You are not permitted to download, save or email this image. Visit image gallery to purchase the image.
Even when Nadine Tomlinson was young, she relished the physical nature of farming. She was a down-to-earth Southern girl; shy as a youngster who came out of her shell when she went to boarding school.
Her mother, Ann Restieaux, recalled her and her sister drenching lambs for their dad, Alex, while still at primary school.
“Alex would just trickle the lambs up to them and they chipped away. Nadine loved it. She was full speed ahead, she set incredibly high standards for herself and as a mother she achieved so much in her day because she just got up earlier if she needed to.”
Tragedy struck their Dunback farm in September 2018. Mrs Tomlinson and her 3-year-old son, Angus, failed to return from a short job in the tractor on a Sunday afternoon. After going to look for them, her husband, Scott, discovered the tractor had lost control on a steep gradient and slipped into a reservoir on the farm.
The cause of Mrs Tomlinson and Angus’ death has recently been released in a coroner’s report which highlighted the importance of engaging both brake pedals in a tractor for better control. The tractor Mrs Tomlinson was driving did not have a buddy seat and Angus was standing beside his mother which the report said “significantly increased the hazard and risk associated with the vehicle’s use”.
“My message to other farmers, especially farming mums, is to learn the safety features of the farm vehicle you are driving and never get complacent.
“Learn what happens when you use one brake only without being in four-wheel-drive; only one wheel locks up and you keep going with no control. If Nadine had managed to put her foot on both brakes, the tractor would have gone into four-wheel-drive automatically, giving her much better control. An even better idea is to lock the brakes together.”
Mrs Restieaux said her daughter was very aware of health and safety on their farm.

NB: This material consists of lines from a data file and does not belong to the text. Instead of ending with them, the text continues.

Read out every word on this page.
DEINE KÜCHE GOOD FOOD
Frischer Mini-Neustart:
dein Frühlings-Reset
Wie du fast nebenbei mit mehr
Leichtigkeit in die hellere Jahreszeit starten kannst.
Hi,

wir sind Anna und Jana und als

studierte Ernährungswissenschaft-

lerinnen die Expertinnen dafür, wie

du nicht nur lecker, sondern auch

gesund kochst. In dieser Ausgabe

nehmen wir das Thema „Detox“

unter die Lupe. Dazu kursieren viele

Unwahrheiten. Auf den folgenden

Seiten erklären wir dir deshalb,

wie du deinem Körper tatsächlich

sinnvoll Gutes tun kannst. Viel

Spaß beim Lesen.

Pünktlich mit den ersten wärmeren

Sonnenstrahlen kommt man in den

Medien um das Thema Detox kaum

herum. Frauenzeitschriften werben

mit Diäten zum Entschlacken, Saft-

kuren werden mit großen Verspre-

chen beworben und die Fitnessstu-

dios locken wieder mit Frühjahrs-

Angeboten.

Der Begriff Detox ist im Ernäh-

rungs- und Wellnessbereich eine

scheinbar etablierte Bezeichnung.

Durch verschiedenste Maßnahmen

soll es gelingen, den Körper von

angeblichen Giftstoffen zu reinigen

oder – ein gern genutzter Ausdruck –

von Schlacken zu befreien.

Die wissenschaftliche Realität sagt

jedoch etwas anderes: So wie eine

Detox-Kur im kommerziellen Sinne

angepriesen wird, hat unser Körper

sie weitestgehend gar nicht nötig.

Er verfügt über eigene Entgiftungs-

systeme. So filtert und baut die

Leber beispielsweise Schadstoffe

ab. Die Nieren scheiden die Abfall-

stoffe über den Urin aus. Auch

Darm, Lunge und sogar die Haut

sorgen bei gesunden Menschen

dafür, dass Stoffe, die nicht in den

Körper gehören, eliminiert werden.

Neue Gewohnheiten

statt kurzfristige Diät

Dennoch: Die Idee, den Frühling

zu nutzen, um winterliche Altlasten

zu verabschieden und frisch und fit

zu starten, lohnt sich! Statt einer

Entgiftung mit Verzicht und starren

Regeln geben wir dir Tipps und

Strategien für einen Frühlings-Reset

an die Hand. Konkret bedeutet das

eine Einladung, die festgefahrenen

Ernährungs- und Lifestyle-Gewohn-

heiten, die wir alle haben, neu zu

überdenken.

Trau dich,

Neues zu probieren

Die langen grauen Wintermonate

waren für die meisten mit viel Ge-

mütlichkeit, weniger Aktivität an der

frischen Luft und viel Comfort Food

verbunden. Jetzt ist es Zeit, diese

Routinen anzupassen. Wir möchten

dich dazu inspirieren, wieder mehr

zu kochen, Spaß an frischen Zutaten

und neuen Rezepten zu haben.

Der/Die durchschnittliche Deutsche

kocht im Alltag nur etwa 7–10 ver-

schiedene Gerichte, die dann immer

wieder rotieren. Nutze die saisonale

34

“She meticulously did the paperwork, she made sure staff were trained and she herself had a lot of experience driving tractors.
“Alex would always know when she had been in the tractor here at home because she would lock the brake pedals together.”

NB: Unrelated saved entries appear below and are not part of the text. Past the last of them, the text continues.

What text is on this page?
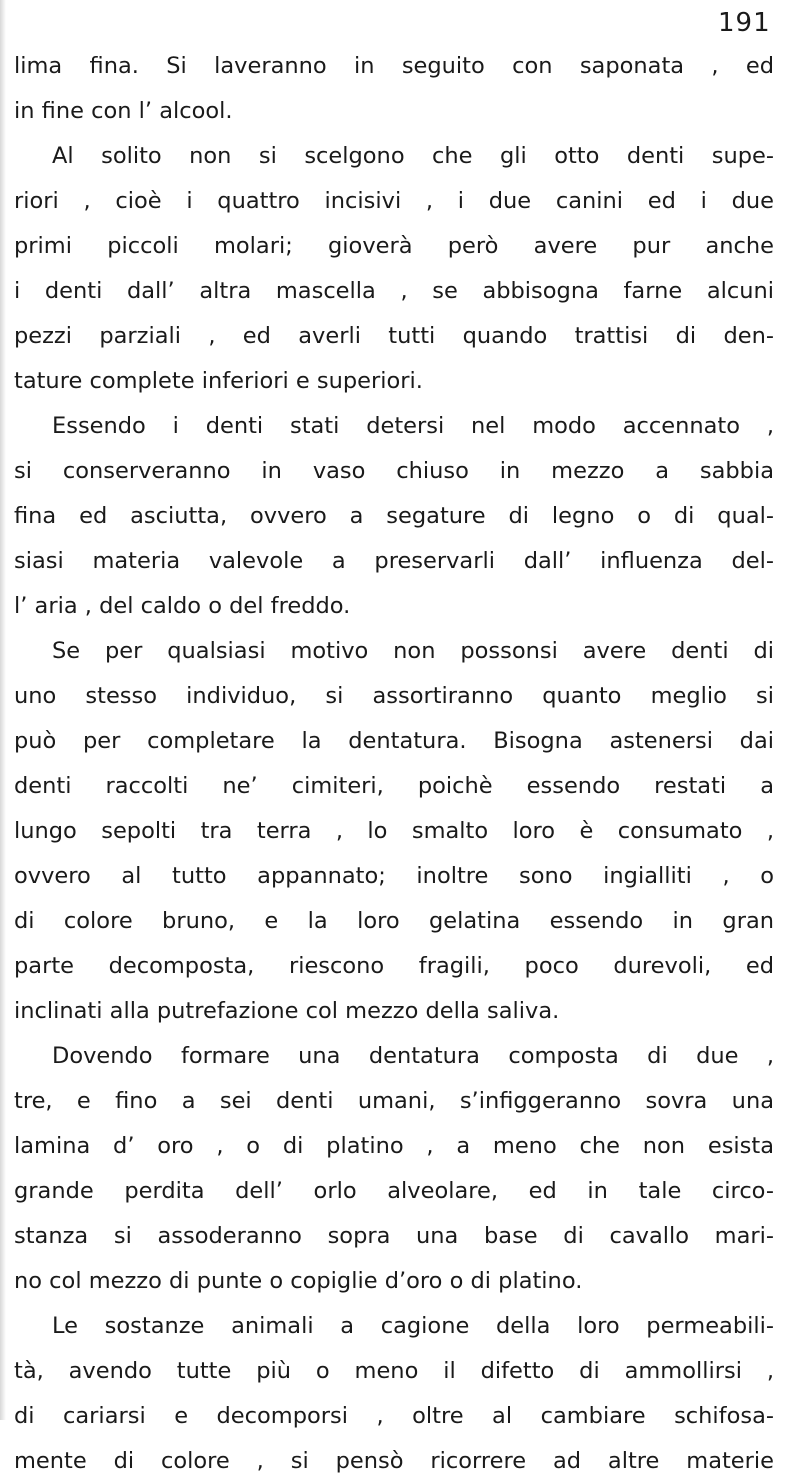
191
lima fina. Si laveranno in seguito con saponata , ed
in fine con l’ alcool.
Al solito non si scelgono che gli otto denti supe-
riori , cioè i quattro incisivi , i due canini ed i due
primi piccoli molari; gioverà però avere pur anche
i denti dall’ altra mascella , se abbisogna farne alcuni
pezzi parziali , ed averli tutti quando trattisi di den-
tature complete inferiori e superiori.
Essendo i denti stati detersi nel modo accennato ,
si conserveranno in vaso chiuso in mezzo a sabbia
fina ed asciutta, ovvero a segature di legno o di qual-
siasi materia valevole a preservarli dall’ influenza del-
l’ aria , del caldo o del freddo.
Se per qualsiasi motivo non possonsi avere denti di
uno stesso individuo, si assortiranno quanto meglio si
può per completare la dentatura. Bisogna astenersi dai
denti raccolti ne’ cimiteri, poichè essendo restati a
lungo sepolti tra terra , lo smalto loro è consumato ,
ovvero al tutto appannato; inoltre sono ingialliti , o
di colore bruno, e la loro gelatina essendo in gran
parte decomposta, riescono fragili, poco durevoli, ed
inclinati alla putrefazione col mezzo della saliva.
Dovendo formare una dentatura composta di due ,
tre, e fino a sei denti umani, s’infiggeranno sovra una
lamina d’ oro , o di platino , a meno che non esista
grande perdita dell’ orlo alveolare, ed in tale circo-
stanza si assoderanno sopra una base di cavallo mari-
no col mezzo di punte o copiglie d’oro o di platino.
Le sostanze animali a cagione della loro permeabili-
tà, avendo tutte più o meno il difetto di ammollirsi ,
di cariarsi e decomporsi , oltre al cambiare schifosa-
mente di colore , si pensò ricorrere ad altre materie
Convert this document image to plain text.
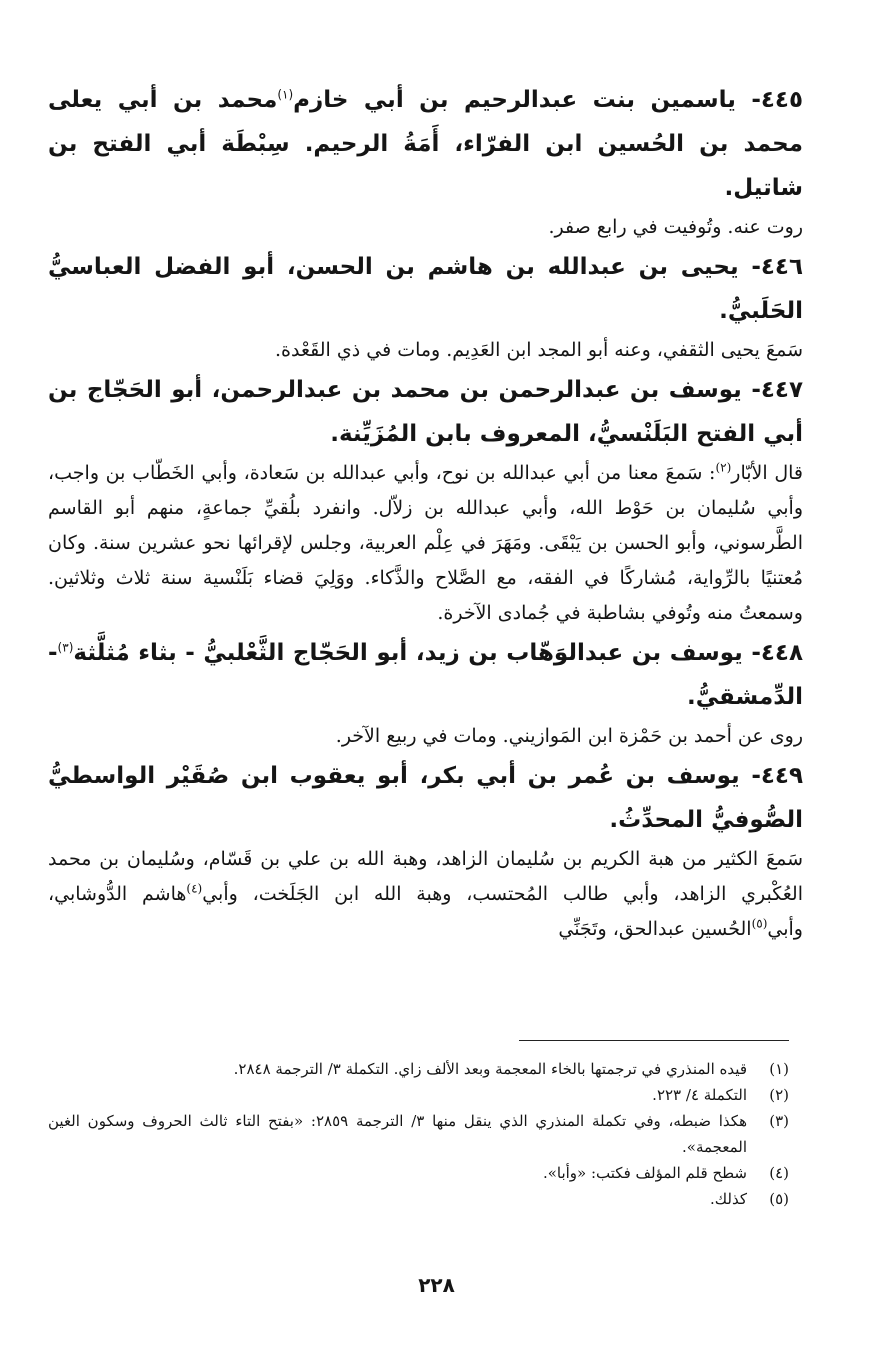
٤٤٥- ياسمين بنت عبدالرحيم بن أبي خازم$^{(١)}$محمد بن أبي يعلى محمد بن الحُسين ابن الفرّاء، أَمَةُ الرحيم. سِبْطَة أبي الفتح بن شاتيل.

روت عنه. وتُوفيت في رابع صفر.

٤٤٦- يحيى بن عبدالله بن هاشم بن الحسن، أبو الفضل العباسيُّ الحَلَبيُّ.

سَمعَ يحيى الثقفي، وعنه أبو المجد ابن العَدِيم. ومات في ذي القَعْدة.

٤٤٧- يوسف بن عبدالرحمن بن محمد بن عبدالرحمن، أبو الحَجّاج بن أبي الفتح البَلَنْسيُّ، المعروف بابن المُزَيِّنة.

قال الأبّار$^{(٢)}$: سَمعَ معنا من أبي عبدالله بن نوح، وأبي عبدالله بن سَعادة، وأبي الخَطّاب بن واجب، وأبي سُليمان بن حَوْط الله، وأبي عبدالله بن زلاّل. وانفرد بلُقيِّ جماعةٍ، منهم أبو القاسم الطَّرسوني، وأبو الحسن بن يَبْقَى. ومَهَرَ في عِلْم العربية، وجلس لإقرائها نحو عشرين سنة. وكان مُعتنيًا بالرِّواية، مُشاركًا في الفقه، مع الصَّلاح والذَّكاء. ووَلِيَ قضاء بَلَنْسية سنة ثلاث وثلاثين. وسمعتُ منه وتُوفي بشاطبة في جُمادى الآخرة.

٤٤٨- يوسف بن عبدالوَهّاب بن زيد، أبو الحَجّاج الثَّعْلبيُّ - بثاء مُثلَّثة$^{(٣)}$- الدِّمشقيُّ.

روى عن أحمد بن حَمْزة ابن المَوازيني. ومات في ربيع الآخر.

٤٤٩- يوسف بن عُمر بن أبي بكر، أبو يعقوب ابن صُقَيْر الواسطيُّ الصُّوفيُّ المحدِّثُ.

سَمعَ الكثير من هبة الكريم بن سُليمان الزاهد، وهبة الله بن علي بن قَسّام، وسُليمان بن محمد العُكْبري الزاهد، وأبي طالب المُحتسب، وهبة الله ابن الجَلَخت، وأبي$^{(٤)}$هاشم الدُّوشابي، وأبي$^{(٥)}$الحُسين عبدالحق، وتَجَنِّي

(١)
قيده المنذري في ترجمتها بالخاء المعجمة وبعد الألف زاي. التكملة ٣/ الترجمة ٢٨٤٨.
(٢)
التكملة ٤/ ٢٢٣.
(٣)
هكذا ضبطه، وفي تكملة المنذري الذي ينقل منها ٣/ الترجمة ٢٨٥٩: «بفتح التاء ثالث الحروف وسكون الغين المعجمة».
(٤)
شطح قلم المؤلف فكتب: «وأبا».
(٥)
كذلك.
٢٢٨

Mrs Restieaux said many women who work on-farm while also raising a family often have their attention split in many directions.
“Angus absolutely loved tractors; he would cry when he had to get off one. There was no way he would have been left behind when Nadine set off to go and do that job.”

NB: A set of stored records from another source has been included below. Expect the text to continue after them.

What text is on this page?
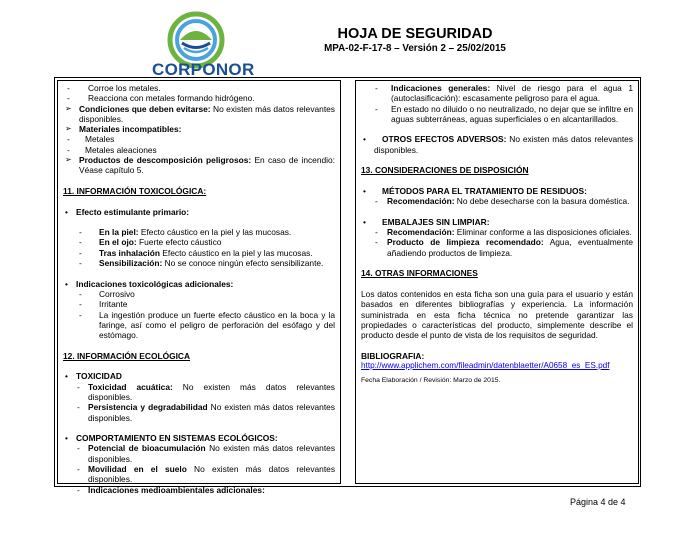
CORPONOR
HOJA DE SEGURIDAD
MPA-02-F-17-8 – Versión 2 – 25/02/2015
-	Corroe los metales.
-	Reacciona con metales formando hidrógeno.
➢ Condiciones que deben evitarse: No existen más datos relevantes disponibles.
➢ Materiales incompatibles:
-	Metales
-	Metales aleaciones
➢ Productos de descomposición peligrosos: En caso de incendio: Véase capítulo 5.
11. INFORMACIÓN TOXICOLÓGICA:
• Efecto estimulante primario:
-	En la piel: Efecto cáustico en la piel y las mucosas.
-	En el ojo: Fuerte efecto cáustico
-	Tras inhalación Efecto cáustico en la piel y las mucosas.
-	Sensibilización: No se conoce ningún efecto sensibilizante.
• Indicaciones toxicológicas adicionales:
-	Corrosivo
-	Irritante
-	La ingestión produce un fuerte efecto cáustico en la boca y la faringe, así como el peligro de perforación del esófago y del estómago.
12. INFORMACIÓN ECOLÓGICA
• TOXICIDAD
- Toxicidad acuática: No existen más datos relevantes disponibles.
- Persistencia y degradabilidad No existen más datos relevantes disponibles.
• COMPORTAMIENTO EN SISTEMAS ECOLÓGICOS:
- Potencial de bioacumulación No existen más datos relevantes disponibles.
- Movilidad en el suelo No existen más datos relevantes disponibles.
- Indicaciones medioambientales adicionales:
-	Indicaciones generales: Nivel de riesgo para el agua 1 (autoclasificación): escasamente peligroso para el agua.
-	En estado no diluido o no neutralizado, no dejar que se infiltre en aguas subterráneas, aguas superficiales o en alcantarillados.
•	OTROS EFECTOS ADVERSOS: No existen más datos relevantes disponibles.
13. CONSIDERACIONES DE DISPOSICIÓN
•	MÉTODOS PARA EL TRATAMIENTO DE RESIDUOS:
-	Recomendación: No debe desecharse con la basura doméstica.
•	EMBALAJES SIN LIMPIAR:
-	Recomendación: Eliminar conforme a las disposiciones oficiales.
-	Producto de limpieza recomendado: Agua, eventualmente añadiendo productos de limpieza.
14. OTRAS INFORMACIONES
Los datos contenidos en esta ficha son una guía para el usuario y están basados en diferentes bibliografías y experiencia. La información suministrada en esta ficha técnica no pretende garantizar las propiedades o características del producto, simplemente describe el producto desde el punto de vista de los requisitos de seguridad.
BIBLIOGRAFIA:
http://www.applichem.com/fileadmin/datenblaetter/A0658_es_ES.pdf
Fecha Elaboración / Revisión: Marzo de 2015.
Página 4 de 4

Mrs Restieaux added the workload Mrs Tomlinson put on herself wouldn’t have helped. She was pregnant with her third child, a few days a week she was getting up at 4am to get her off-farm work done and younger son Sam who was 18 months old would also sometimes wake in the night. “It all would’ve been very tiring for her; not that she would have ever admitted it.”
She said she was immensely proud of her daughter and everything she had achieved in her short life.
‘‘But it is of concern how much pressure young farming mums put on themselves to keep their careers going.
‘‘Especially since they are expected to help implement these new environment rules.’’
Planting a riparian strip around the dam had long been on Mrs Tomlinson’s wishlist. It was one of the first things family and friends did with Mr Tomlinson after the accident. He also built a memorial seat overlooking the dam.
“All the straw and dags put around the plants, mainly by Scott’s dad, have allowed them to thrive. The plants and grasses are growing well even through drought conditions. Enhancing the environment was a passion of hers.”
Since their passing, Mrs Restieaux said she has shared some special moments with others who have experienced a similar loss. She sometimes imagines what her daughter would be doing around them “usually when we are out doing something, and I can imagine her telling us off and pointing out all the things we’ve done wrong”, she said, laughing.
And while it won’t bring back her beloved Nadine and little Angus, Mrs Restieaux wants to share their story to make sure other farmers learn from the coroner’s findings.
“Learn about the machinery, ask questions and just take care, make sure you get home.”